The Three Act Structure
If you have an idea for a story, you probably already know what the inciting incident is, and your probable end. (For those of you who don’t know, the inciting incident the the event in the protagonists life where nothing can go back to being the same. It’s when the story really starts.) A Three Act Structure is just three sentences long.
- Inciting Incident
- Middle Point
And with this three sentences, you have the main idea for the beginning, middle, and end of your book.
The Bare Bones
My next step for plotting is writing down the bare bones of each chapter. This works best if you’ve already done the What If Questions, explained in my post Developing Your Ideas. You basically write a three act structure for each chapter, but in one sentence. Or, if you’re like me, you write down three to five events and just stick a comma in between them.
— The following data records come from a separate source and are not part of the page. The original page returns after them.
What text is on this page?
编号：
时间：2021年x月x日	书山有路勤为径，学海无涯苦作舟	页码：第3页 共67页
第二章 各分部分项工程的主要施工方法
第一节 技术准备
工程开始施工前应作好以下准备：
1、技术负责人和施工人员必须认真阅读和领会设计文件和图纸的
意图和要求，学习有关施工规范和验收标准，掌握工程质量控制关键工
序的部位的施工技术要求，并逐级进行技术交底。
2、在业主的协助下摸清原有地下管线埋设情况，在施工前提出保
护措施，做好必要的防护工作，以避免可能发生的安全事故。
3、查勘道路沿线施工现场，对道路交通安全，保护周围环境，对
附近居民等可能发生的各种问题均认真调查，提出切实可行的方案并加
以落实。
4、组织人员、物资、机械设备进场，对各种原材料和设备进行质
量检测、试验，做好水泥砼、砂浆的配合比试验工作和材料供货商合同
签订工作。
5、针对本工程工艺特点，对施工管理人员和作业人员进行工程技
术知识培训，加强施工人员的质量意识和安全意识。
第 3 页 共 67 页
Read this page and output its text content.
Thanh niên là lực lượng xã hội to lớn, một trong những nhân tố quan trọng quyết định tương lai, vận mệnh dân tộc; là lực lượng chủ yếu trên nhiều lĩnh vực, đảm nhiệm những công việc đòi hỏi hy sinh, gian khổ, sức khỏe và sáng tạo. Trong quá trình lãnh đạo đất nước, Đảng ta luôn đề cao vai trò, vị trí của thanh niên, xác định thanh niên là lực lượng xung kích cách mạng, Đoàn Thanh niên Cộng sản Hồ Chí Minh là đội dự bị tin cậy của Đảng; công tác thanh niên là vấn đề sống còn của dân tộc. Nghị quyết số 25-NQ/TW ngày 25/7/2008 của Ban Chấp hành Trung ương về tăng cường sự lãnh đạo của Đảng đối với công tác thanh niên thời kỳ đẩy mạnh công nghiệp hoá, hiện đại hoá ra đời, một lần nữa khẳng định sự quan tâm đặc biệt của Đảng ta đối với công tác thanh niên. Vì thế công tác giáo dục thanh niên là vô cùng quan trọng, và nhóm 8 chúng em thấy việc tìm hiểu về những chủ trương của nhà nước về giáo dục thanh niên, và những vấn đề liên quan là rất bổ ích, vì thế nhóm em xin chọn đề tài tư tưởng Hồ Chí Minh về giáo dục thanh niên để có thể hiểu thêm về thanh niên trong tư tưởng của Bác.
You keep doing this until you’ve gone through hit all Three Act Structure points and the resolution. This is like the outline of your outline,
The Full Plot
If you don’t restrain yourself, this part can get tedious. You go chapter by chapter again, and just write out a few words for each main thing that happens. If you wrote down three big things in your Bare Bones plot, now you can expand upon those three things and add in some subplot points. By the time you finish this final step, you’ll have a cohesive plot that shows you where to go, but doesn’t take away any of the joy of writing. Another upside to doing all three of these steps is that when you finish, you’ll have spent enough time thinking over your plot that you’ll be forward thinking when you write, a great help when it comes to foreshadowing.
A few last notes. I was on the group chat for CWW and happened to say that I technically hadn’t writing more than one novel. Two of my stories ended up being novellas because I didn’t have enough material. One of the CWW members said, “Wait, you plot your novels and novellas the same way?” Yeah, I do. With a novel, I just add in more subplots and material to beef it up. The same goes with novelettes. Same steps, less material.
And remember, it’s always, always, ALWAYS worth spending the time to make an outline. You will never regret.